Firing lawyers is a hazardous business, as layoff horror stories have become a staple of the blogosphere. Lawyers more than anyone need to dot the ‘i’ and cross the ‘t’.

Attorney and staff layoff horror stories are a staple in the blogosphere these days.

Anonymous posters swap tales of stingy severance payments, trumped-up negative performance reviews and stealth dismissals.

Of course, laid-off workers in any industry are bound to be distressed, bitter and potentially litigious after a job loss — especially given the tight employment market right now. But law firms have a few added reasons to proceed with caution when they part ways with attorneys and legal staffers.

For one thing, law firms generally have far less experience than their corporate counterparts when it comes to showing the door to a sizable group of people. Reductions in force — as law firm leaders often call them — are uncommon in the traditionally stable industry.

At the same time, attorneys are more familiar with their rights than the average laid-off worker, and they have shown an increasing willingness during the past decade to sue their former firms. In fact, employees have filed workplace lawsuits against several firms that dissolved in recent months.

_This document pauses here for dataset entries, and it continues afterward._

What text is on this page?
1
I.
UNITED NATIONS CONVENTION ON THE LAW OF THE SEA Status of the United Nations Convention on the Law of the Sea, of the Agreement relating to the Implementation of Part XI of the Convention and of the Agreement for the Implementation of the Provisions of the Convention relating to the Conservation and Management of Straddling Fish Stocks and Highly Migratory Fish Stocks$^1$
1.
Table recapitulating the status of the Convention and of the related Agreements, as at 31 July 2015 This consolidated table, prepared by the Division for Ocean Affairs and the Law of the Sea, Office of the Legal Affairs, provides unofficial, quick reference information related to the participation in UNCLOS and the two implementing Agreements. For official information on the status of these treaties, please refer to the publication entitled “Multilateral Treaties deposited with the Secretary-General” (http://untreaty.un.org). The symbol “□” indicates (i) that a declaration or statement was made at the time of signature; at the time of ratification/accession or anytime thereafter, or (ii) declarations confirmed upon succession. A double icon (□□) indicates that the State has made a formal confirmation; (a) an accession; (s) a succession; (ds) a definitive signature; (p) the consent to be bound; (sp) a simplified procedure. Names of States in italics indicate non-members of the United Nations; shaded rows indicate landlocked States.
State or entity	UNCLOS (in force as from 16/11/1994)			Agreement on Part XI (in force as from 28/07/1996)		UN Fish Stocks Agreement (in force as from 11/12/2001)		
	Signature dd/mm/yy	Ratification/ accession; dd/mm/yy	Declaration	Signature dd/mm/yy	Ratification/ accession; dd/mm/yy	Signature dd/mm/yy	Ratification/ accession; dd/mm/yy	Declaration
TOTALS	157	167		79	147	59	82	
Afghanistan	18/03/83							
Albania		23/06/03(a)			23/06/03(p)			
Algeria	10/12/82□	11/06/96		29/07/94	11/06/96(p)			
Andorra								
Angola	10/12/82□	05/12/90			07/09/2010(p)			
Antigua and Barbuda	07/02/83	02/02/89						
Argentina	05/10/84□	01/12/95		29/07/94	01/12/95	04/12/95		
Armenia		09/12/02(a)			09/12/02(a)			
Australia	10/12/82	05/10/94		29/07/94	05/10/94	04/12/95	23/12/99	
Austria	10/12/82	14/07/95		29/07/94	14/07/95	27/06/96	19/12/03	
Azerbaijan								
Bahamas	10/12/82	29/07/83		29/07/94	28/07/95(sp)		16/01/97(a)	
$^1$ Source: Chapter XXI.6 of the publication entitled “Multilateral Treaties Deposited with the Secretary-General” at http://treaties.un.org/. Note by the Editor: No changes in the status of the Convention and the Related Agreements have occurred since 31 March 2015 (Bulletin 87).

Last, the legal community has a long memory. Layoffs can tarnish a firm’s reputation and hurt recruitment, though experts say that stigma is fading, given that firm layoffs are now widespread. That grim reality was on display during the week of Feb. 9 to 13, when more than 1,000 attorneys and staffers were given their walking papers from at least 10 firms.

Though the process of eliminating law firm jobs does not differ greatly from layoffs in other industries, experts say firms have good reason to make sure they dot every “i” and cross every “t” before cutting jobs.

“The most important thing, frankly, is planning,” said Felice Ekelman, a partner at labor and employment firm Jackson Lewis. “You want to do only one layoff, and you want to do it right.”

Doing it right not only means conducting layoffs in accordance with state and federal labor laws, but it also means treating departing staff and attorneys with dignity and fairness. Such treatment goes a long way in maintaining positive relationships with former employees, and helps bolster the morale of workers who remain at the firm, said several attorneys who counsel companies on workforce reductions.